Getting into the Hall of Fame is one thing Mussina can cross off his list of “almost” accomplishments during his career.
“I did a lot of almost things, I think, people would say,” said Mussina, whose Hall of Fame plaque will not have a team logo. “I had a couple almost no-hitters – I had a couple shots at no-hitters, a perfect game. I won almost 20 a couple other seasons. I almost won the World Series. I almost didn’t make it to the Hall of Fame. (Laughter.) But I did. Yeah, that’s my almost story. I can live with the other almosts because I get to sit up here now.”
Halladay, in his first year on the ballot, was about as dominant as they come as a starting pitcher. He played in both leagues, throwing in his first 12 seasons with the Blue Jays and final four years with the Phillies, and finished with a 203-105 record.
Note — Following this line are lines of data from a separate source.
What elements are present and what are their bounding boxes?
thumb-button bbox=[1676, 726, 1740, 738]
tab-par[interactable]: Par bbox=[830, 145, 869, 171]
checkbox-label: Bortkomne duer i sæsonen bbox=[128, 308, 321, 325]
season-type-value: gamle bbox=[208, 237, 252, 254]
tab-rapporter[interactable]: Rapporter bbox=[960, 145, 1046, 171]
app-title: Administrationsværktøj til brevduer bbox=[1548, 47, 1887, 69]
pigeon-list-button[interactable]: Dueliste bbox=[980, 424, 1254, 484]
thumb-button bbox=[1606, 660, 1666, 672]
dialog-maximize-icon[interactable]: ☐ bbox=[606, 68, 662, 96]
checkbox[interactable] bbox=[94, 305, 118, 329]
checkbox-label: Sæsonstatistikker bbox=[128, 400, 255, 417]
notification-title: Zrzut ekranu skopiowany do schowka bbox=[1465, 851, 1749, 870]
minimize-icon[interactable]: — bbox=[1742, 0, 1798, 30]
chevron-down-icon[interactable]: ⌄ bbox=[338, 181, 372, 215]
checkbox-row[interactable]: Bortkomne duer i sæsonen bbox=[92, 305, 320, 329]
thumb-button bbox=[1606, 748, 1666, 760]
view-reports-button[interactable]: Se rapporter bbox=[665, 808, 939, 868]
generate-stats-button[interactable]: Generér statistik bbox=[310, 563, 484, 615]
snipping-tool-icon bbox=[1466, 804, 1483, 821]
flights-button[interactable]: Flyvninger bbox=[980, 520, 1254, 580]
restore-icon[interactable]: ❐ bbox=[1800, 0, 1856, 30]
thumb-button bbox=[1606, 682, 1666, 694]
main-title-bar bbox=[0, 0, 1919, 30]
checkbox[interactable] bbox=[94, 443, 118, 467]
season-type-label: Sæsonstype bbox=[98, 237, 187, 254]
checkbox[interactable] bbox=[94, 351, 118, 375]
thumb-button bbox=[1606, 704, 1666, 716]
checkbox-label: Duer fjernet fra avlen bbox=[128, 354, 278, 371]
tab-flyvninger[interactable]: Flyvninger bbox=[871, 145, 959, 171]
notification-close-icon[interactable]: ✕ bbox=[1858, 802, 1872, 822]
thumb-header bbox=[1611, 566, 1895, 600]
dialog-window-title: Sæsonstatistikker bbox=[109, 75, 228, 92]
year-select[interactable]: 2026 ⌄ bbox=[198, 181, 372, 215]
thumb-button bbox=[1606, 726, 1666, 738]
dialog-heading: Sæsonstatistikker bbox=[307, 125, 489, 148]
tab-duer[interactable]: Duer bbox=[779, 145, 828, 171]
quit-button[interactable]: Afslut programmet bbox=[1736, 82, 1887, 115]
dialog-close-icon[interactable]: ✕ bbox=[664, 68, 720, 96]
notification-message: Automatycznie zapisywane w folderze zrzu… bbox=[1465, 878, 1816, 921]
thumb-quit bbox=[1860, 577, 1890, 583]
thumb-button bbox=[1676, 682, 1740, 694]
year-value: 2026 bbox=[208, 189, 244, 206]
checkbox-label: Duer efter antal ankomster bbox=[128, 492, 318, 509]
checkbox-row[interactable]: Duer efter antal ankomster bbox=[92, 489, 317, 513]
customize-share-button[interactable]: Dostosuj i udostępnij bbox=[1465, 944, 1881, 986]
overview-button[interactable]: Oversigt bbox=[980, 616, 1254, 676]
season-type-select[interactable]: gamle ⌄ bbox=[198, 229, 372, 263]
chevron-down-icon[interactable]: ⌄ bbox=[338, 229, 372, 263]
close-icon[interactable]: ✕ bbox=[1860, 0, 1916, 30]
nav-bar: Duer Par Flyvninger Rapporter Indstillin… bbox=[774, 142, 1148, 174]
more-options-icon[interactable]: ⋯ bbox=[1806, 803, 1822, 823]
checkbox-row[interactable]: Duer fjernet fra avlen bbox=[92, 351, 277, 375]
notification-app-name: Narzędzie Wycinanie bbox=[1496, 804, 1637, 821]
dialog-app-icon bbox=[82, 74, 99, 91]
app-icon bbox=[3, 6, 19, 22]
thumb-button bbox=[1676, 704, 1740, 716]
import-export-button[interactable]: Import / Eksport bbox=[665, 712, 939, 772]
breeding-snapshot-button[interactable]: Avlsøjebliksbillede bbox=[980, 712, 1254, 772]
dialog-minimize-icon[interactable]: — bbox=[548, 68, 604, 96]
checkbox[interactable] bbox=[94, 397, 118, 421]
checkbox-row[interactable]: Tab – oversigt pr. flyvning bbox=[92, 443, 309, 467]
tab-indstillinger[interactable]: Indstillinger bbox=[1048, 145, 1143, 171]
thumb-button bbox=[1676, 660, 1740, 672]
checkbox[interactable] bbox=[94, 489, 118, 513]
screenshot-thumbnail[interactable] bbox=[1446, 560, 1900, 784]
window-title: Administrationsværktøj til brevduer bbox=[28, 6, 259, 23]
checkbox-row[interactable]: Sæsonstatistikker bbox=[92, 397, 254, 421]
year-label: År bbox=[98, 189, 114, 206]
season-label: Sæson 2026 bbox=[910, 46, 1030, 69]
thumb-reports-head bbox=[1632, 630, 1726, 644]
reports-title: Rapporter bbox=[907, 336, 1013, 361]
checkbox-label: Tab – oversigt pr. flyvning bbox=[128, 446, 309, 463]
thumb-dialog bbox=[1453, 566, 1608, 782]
Winning 66 percent of his decisions ranks “Doc” 20th best in the history of the game. Halladay won two Cy Young Awards, had five 200-plus-strikeout seasons, logged 200 or more innings and led the league in complete games seven times. For his career, Halladay had 67 complete games, which is the most since he debuted in 1998.
Halladay, who like Mussina won’t have a logo on his Hall of Fame plaque, threw only the second no-hitter in postseason in 2010.
Halladay’s election into the Hall of Fame comes 14 months after his untimely death. He was killed when a plane he was flying crashed into the Gulf of Mexico on Nov. 7, 2017. He was just 40 years old.
His fellow Hall of Famers reminisced on stage during the press conference about what made Halladay a great pitcher.
Rivera said he and Halladay were talking in the outfield about pitching in 2008, and Rivera taught him the grip for his cutter.
“Actually, he was throwing the pitch, and Derek (Jeter) and all the hitters from my team were mad at me,” Rivera said. “As a matter of fact, I got fined by our kangaroo court because Halladay was so good against us, and they blamed me. I said, ‘You guys didn’t hit the ball, not me.’”
Mussina thought his counterpart Halladay had tremendous stuff. Martinez, who hit .444 lifetime against Halladay, always remembers the movement Halladay put on the ball.
“He could move it in two directions,” Martinez said. “He could sink really hard, would use both sides of the plate, and also would cut it, and he will throw a breaking ball, too. Pitchers that can do that is very difficult.”
Halladay had Hall of Fame type stuff, just like Rivera and Mussina. And just like Rivera and Mussina, Martinez had success against him.
All four guys will now be forever linked together for the Hall of Fame Class of 2019.
“Guys, you’re now teammates forever on the greatest team ever assembled, the Hall of Fame team, giving you all lifetime contracts,” Idelson said. “You can’t go anywhere.”